ORIGINS OF GOLDENEYE
The title of GOLDENEYE has a somewhat long story that begins decades before 1995. Back in 1941, it had nothing to do with James Bond: that year, New York-born author Carson McCullers published her book REFLECTIONS IN A GOLDEN EYE (adapted for the big screen in 1967, with Marlon Brando). The story dealt with the attraction of a US Private for the wife of his Captain, also showcasing a gayish feeling for the man himself.
Around that decade, avid reader and Royal Navy Commander Ian Lancaster Fleming borrowed the name of this novel for an intelligence operation against the Nazis he planned, which he codenamed "Operation Goldeneye". After the war, Fleming opted to live in Jamaica and also named "Goldeneye" to the estate he had built in the city of Ocarabessa.

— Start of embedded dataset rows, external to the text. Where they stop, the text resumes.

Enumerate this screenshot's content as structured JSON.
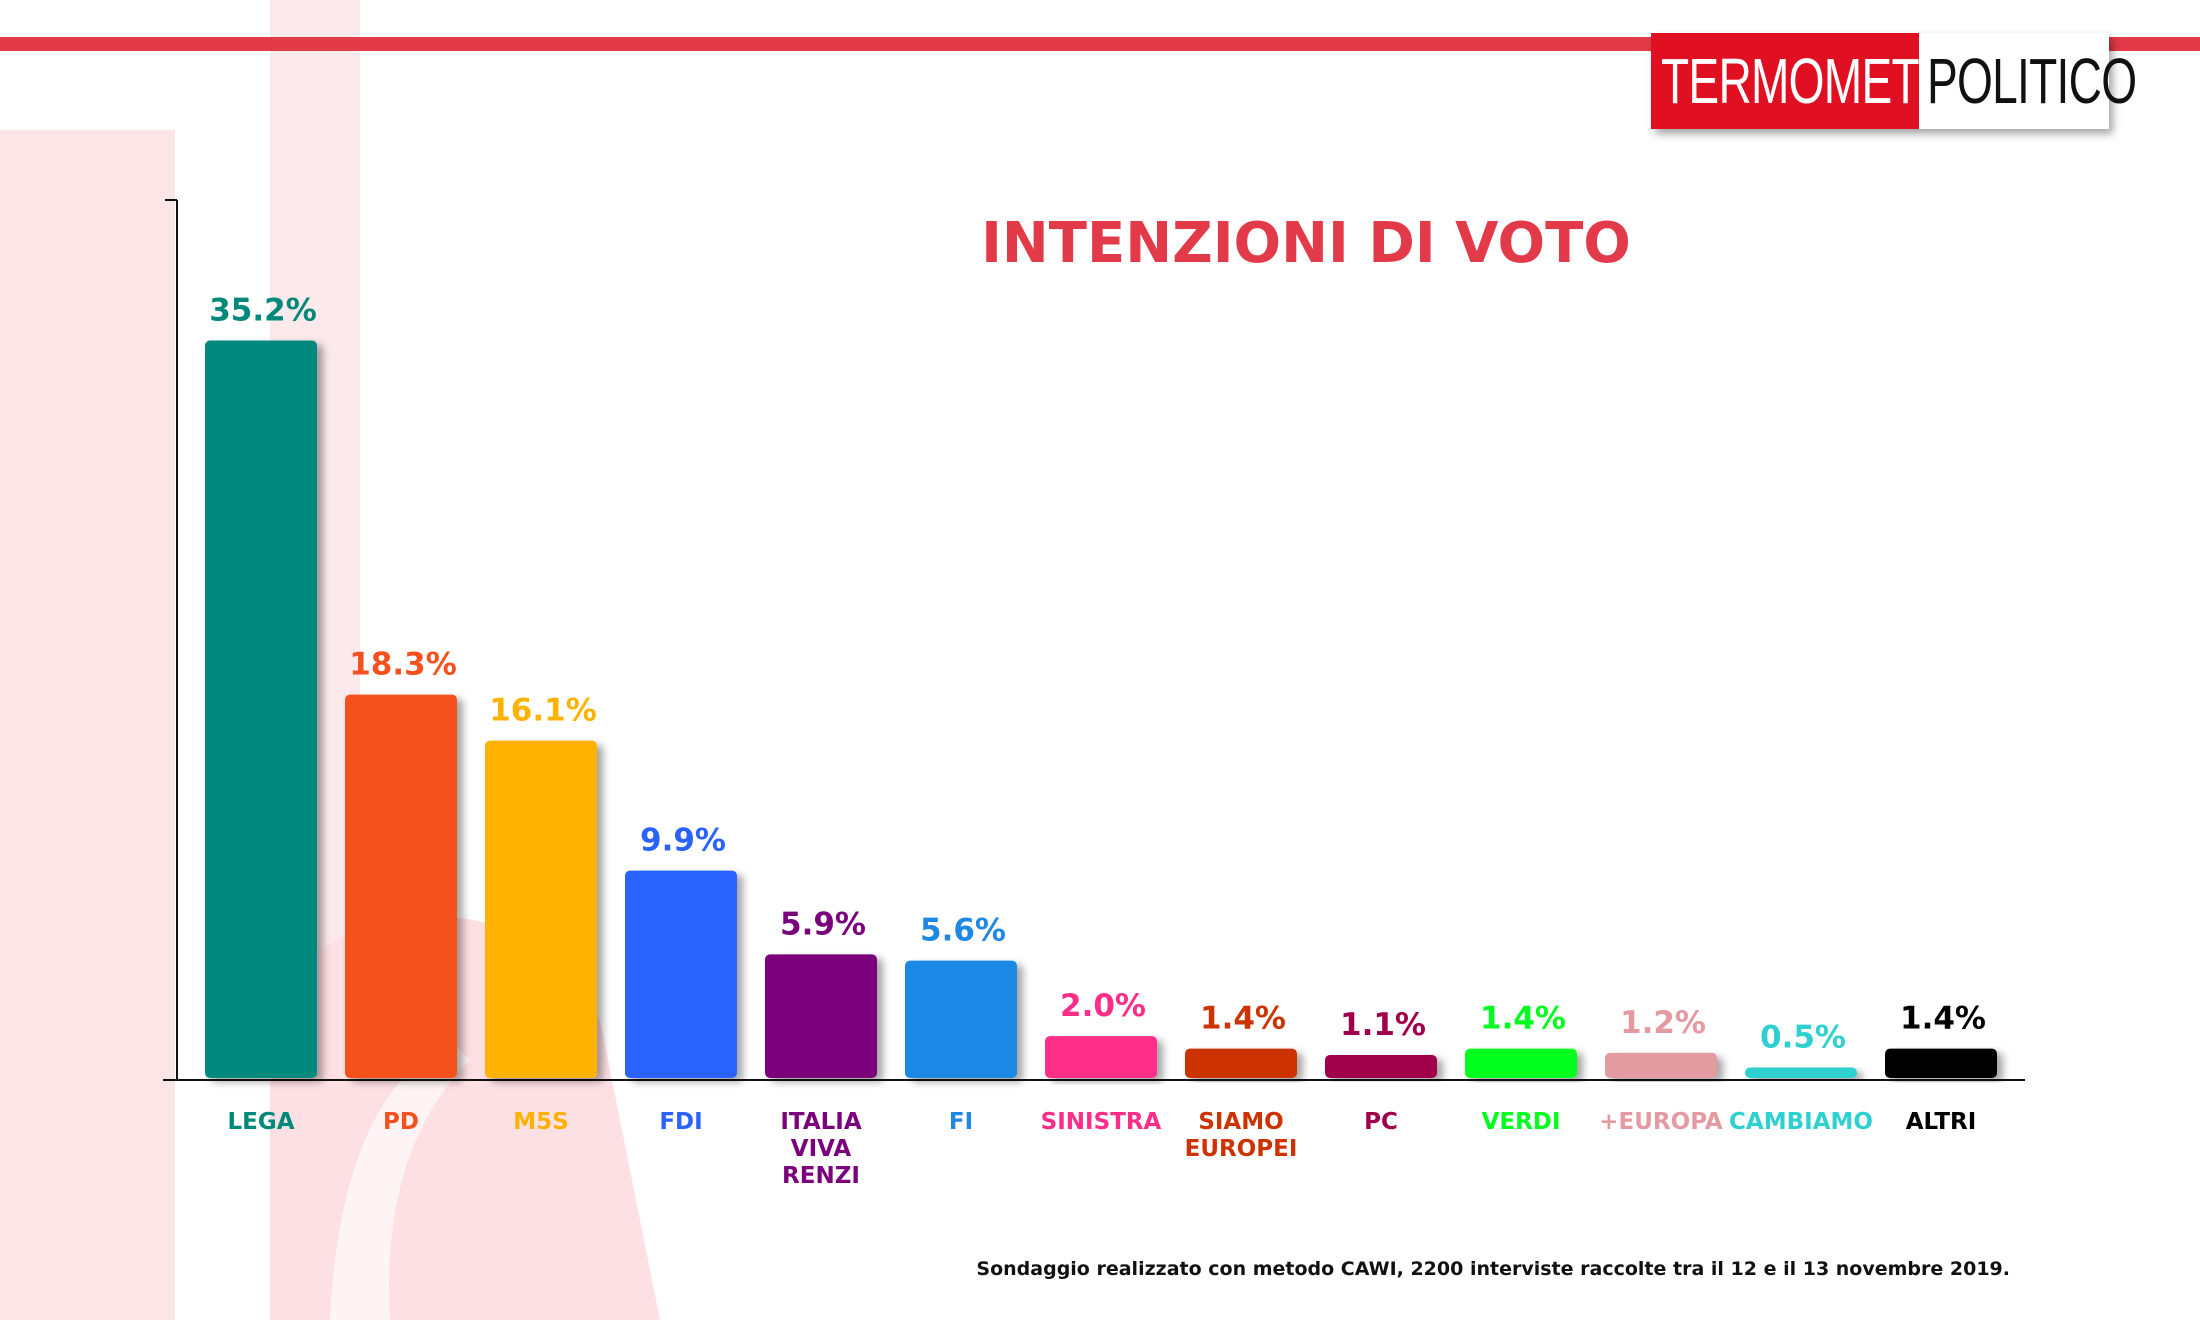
{
  "brand": {
    "part1": "TERMOMETRO",
    "part2": "POLITICO"
  },
  "colors": {
    "accent": "#e23a48",
    "logo_red": "#e10f22"
  },
  "chart_data": {
    "type": "bar",
    "title": "INTENZIONI DI VOTO",
    "categories": [
      [
        "LEGA"
      ],
      [
        "PD"
      ],
      [
        "M5S"
      ],
      [
        "FDI"
      ],
      [
        "ITALIA",
        "VIVA",
        "RENZI"
      ],
      [
        "FI"
      ],
      [
        "SINISTRA"
      ],
      [
        "SIAMO",
        "EUROPEI"
      ],
      [
        "PC"
      ],
      [
        "VERDI"
      ],
      [
        "+EUROPA"
      ],
      [
        "CAMBIAMO"
      ],
      [
        "ALTRI"
      ]
    ],
    "values": [
      35.2,
      18.3,
      16.1,
      9.9,
      5.9,
      5.6,
      2.0,
      1.4,
      1.1,
      1.4,
      1.2,
      0.5,
      1.4
    ],
    "value_labels": [
      "35.2%",
      "18.3%",
      "16.1%",
      "9.9%",
      "5.9%",
      "5.6%",
      "2.0%",
      "1.4%",
      "1.1%",
      "1.4%",
      "1.2%",
      "0.5%",
      "1.4%"
    ],
    "bar_colors": [
      "#00897b",
      "#f4511e",
      "#ffb300",
      "#2962ff",
      "#7b007b",
      "#1e88e5",
      "#ff2d87",
      "#cc3300",
      "#a0004a",
      "#00ff1e",
      "#e39aa0",
      "#2ed1cf",
      "#000000"
    ],
    "ylim": [
      0,
      42
    ],
    "grid": false,
    "legend": "none"
  },
  "footnote": "Sondaggio realizzato con metodo CAWI, 2200 interviste raccolte tra il 12 e il 13 novembre 2019."
}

There he began to write, in the early 1950s, the first James Bond novel titled CASINO ROYALE, which was published in 1953. This book was followed by another 13 titles, one novel published per year, narrating the adventures of this British secret agent. Bond became more famous when John F. Kennedy publically admitted he enjoyed these novels and turned into a worldwide phenomenon after Albert R. Broccoli and Harry Saltzman produced the first film adaptation of these stories, beginning with DR. NO in 1962, with Sean Connery in the leading role.
In 1989, GOLDENEYE was used as the title for a TV biopic inspired on the life of James Bond's creator, starring Charles Dance in the role of Ian Fleming. As the Bond producers ran out of Ian Fleming titles for their films, they tried to take whatever inspiration from Fleming was left. The name of Fleming's Jamaican retreat was used as the title for the much-awaited 17th James Bond adventure, the first of four films with Pierce Brosnan in the role of James Bond.